OpenAI CEO Sam Altman and Microsoft CEO Satya Nadella on stage at OpenAI Dev Day in San Francisco in November. (GeekWire File Photo / Todd Bishop)

Microsoft’s new $20/month AI chatbot subscription, Copilot Pro, promises to give individual users priority access to the latest AI models, starting with OpenAI’s GPT-4 Turbo, along with AI integrations in Microsoft’s productivity suite that were previously reserved for business users.

The pricing is the same as OpenAI’s existing ChatGPT Plus subscription, with similar capabilities. This could cause some users to choose between the two services, illustrating the potential for the partners to compete over the long run.

But for now, there’s enough greenfield opportunity in AI that the two companies seem content to claim their own turf. Microsoft has invested billions of dollars in OpenAI and used its technology to significantly advance its own products.

In the case of Microsoft’s Copilot Pro, announced Monday, features include direct integration with Word, Excel, PowerPoint and other Microsoft 365 apps.

For subscribers, an outline of the Copilot icon appears to the left of the cursor at the beginning of a paragraph in Word, for example, bringing up a chatbot dialog box when clicked to help draft a document.

Copilot in Microsoft Word.

It’s an alternative to existing third-party Microsoft 365 integrations such as Ghostwriter from Seattle-area developer Patrick Husting, who introduced his initial integrations for Microsoft apps nearly a year ago.

Also on Monday, Microsoft released new Copilot mobile apps for Android and iOS, and expanded its separate Microsoft 365 Copilot service to small business users.

In addition, the company announced plans to offer Copilot GPTs, custom AI chatbots similar to the GPTs offered by OpenAI. Like ChatGPT Plus users, Copilot Pro users will be able to create GPTs as part of their subscriptions.

This question of how Microsoft and OpenAIs will compete has come up previously in the context of OpenAI and Microsoft both serving enterprise customers with similar technologies, derived at least in part from the same OpenAI technology.
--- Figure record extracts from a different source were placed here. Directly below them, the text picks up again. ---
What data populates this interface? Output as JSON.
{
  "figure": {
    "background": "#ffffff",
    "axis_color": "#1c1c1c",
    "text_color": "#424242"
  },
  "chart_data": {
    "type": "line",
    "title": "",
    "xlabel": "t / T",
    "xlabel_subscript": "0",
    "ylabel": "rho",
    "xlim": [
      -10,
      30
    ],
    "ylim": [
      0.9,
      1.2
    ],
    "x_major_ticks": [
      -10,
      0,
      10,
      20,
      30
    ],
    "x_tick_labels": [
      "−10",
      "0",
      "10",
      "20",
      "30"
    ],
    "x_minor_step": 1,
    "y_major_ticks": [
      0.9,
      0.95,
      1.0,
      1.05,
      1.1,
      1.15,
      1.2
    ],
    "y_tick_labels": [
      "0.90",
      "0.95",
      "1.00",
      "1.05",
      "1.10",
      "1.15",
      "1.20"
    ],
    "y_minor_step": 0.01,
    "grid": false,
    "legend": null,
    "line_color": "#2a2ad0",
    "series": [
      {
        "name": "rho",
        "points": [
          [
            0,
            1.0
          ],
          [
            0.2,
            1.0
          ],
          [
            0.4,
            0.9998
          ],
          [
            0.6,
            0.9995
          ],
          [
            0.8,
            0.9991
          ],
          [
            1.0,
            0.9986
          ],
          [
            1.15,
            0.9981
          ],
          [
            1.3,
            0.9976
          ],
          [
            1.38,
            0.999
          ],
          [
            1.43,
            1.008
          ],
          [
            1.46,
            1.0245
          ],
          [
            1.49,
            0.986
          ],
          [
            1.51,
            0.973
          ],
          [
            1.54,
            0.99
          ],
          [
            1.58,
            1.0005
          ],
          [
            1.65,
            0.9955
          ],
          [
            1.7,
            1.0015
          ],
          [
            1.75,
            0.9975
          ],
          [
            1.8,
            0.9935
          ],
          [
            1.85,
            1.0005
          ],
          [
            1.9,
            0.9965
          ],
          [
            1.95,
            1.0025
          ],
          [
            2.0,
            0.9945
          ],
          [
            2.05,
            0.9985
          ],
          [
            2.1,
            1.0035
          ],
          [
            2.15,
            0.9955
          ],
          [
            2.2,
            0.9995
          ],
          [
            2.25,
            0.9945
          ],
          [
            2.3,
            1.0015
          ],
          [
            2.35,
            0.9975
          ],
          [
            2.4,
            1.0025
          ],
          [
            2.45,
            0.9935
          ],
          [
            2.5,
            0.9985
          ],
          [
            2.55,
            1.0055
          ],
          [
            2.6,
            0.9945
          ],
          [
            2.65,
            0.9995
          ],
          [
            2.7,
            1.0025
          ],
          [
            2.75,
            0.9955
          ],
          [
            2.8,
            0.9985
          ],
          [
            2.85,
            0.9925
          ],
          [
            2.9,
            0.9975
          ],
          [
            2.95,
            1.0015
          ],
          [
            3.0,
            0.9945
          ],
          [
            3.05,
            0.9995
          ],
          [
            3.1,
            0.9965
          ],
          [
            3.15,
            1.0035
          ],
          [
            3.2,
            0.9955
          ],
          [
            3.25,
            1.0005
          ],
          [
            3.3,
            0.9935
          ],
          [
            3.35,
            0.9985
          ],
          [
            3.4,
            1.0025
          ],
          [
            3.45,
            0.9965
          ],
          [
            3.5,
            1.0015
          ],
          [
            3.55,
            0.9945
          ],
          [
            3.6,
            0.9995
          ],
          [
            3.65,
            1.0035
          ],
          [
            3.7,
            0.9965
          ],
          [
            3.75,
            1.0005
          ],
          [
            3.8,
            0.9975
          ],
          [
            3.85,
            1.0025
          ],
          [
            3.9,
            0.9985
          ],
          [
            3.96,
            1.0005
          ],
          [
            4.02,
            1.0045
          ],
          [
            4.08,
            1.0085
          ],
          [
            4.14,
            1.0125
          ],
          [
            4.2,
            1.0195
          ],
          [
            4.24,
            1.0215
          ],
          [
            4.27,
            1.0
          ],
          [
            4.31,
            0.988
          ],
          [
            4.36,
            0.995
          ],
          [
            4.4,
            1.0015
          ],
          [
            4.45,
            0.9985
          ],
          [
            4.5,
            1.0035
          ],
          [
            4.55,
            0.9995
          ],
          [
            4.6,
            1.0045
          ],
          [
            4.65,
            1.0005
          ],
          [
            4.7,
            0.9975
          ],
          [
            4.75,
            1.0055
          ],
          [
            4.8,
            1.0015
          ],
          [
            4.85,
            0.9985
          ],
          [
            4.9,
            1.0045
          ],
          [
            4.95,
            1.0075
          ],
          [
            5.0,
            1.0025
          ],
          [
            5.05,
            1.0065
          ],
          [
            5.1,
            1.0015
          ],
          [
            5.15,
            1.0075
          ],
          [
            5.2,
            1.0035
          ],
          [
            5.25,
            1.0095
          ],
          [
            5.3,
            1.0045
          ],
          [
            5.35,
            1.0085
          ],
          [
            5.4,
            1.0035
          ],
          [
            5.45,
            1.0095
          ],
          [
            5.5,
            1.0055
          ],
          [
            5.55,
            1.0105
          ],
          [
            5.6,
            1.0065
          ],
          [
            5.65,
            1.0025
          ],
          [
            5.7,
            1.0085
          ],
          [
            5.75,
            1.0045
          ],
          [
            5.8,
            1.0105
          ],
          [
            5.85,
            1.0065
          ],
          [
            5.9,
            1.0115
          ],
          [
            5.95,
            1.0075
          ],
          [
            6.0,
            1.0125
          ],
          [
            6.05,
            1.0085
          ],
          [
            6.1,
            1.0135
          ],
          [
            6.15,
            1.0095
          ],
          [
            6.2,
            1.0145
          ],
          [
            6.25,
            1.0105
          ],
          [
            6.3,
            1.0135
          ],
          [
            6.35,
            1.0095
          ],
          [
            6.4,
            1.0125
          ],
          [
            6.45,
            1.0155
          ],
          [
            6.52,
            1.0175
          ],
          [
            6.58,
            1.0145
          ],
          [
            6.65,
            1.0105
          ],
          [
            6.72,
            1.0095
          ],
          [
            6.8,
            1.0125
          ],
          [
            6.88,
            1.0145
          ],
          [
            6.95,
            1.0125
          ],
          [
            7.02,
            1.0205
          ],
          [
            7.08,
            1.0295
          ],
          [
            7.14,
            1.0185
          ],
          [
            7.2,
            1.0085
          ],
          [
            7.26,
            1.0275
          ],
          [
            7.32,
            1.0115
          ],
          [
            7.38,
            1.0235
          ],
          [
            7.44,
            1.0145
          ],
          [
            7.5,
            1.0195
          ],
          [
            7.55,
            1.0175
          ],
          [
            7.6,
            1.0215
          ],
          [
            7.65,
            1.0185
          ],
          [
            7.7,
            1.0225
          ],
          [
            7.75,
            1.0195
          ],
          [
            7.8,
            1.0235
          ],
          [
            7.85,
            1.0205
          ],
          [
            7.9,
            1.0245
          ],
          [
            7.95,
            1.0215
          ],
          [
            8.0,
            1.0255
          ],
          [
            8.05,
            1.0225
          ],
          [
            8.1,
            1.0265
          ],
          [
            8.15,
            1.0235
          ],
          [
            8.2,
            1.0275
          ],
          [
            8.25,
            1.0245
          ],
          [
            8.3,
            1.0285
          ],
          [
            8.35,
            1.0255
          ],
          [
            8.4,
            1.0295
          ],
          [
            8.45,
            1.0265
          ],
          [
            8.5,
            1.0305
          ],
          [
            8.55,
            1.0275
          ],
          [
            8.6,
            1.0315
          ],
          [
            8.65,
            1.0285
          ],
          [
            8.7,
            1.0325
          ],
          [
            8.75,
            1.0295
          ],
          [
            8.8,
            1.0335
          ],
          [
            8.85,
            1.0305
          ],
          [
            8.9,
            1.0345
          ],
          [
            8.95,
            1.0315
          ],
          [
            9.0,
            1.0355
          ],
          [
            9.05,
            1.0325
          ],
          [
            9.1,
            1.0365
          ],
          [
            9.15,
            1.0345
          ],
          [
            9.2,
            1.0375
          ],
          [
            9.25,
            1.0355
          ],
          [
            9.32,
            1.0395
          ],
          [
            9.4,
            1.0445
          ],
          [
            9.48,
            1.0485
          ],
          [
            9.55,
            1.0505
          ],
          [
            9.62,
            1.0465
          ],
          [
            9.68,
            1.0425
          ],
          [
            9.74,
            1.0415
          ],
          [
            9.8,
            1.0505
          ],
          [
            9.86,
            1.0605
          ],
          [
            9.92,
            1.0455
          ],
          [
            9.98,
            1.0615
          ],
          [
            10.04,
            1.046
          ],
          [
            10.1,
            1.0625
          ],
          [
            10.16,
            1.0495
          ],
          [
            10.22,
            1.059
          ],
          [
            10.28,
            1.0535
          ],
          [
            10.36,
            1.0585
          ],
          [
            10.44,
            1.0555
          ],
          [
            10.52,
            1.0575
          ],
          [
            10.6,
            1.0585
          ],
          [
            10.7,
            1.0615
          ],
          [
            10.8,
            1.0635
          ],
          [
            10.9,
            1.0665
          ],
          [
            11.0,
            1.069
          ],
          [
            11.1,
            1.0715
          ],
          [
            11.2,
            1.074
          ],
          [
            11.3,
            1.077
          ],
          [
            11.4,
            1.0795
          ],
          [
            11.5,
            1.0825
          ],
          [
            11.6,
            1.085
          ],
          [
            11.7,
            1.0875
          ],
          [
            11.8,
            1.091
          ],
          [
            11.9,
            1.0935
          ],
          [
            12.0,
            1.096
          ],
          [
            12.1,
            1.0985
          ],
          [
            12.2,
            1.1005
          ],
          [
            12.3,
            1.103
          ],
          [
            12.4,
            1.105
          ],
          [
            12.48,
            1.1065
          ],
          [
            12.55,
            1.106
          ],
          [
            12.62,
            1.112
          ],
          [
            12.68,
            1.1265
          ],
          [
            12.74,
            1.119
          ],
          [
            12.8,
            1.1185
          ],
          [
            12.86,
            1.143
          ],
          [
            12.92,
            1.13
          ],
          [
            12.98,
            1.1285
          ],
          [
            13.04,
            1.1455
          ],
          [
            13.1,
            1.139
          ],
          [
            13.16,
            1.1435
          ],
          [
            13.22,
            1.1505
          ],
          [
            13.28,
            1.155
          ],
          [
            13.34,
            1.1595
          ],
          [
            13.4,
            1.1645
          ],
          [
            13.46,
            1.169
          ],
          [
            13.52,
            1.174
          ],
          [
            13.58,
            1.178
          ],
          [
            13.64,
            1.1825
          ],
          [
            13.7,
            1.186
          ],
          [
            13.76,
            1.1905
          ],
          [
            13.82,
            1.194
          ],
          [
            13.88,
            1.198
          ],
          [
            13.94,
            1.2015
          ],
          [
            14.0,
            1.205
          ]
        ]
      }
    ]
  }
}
During a media Q&A at OpenAI’s DevDay on Nov. 6 in San Francisco, OpenAI CEO Sam Altman was asked how Microsoft and OpenAI were balancing these interests in the market for business AI technology.

“The answer is, we’re both going to do it. We set up the relationship between two of us so that we’re very happy when they succeed with a sale, and they’re very happy when we succeed with the sale,” Altman said at the time. “I’m a huge believer that incentives are superpowers. If you get everybody’s incentives right, everybody just wants the most shared success possible. And I think we’ve designed that very well.”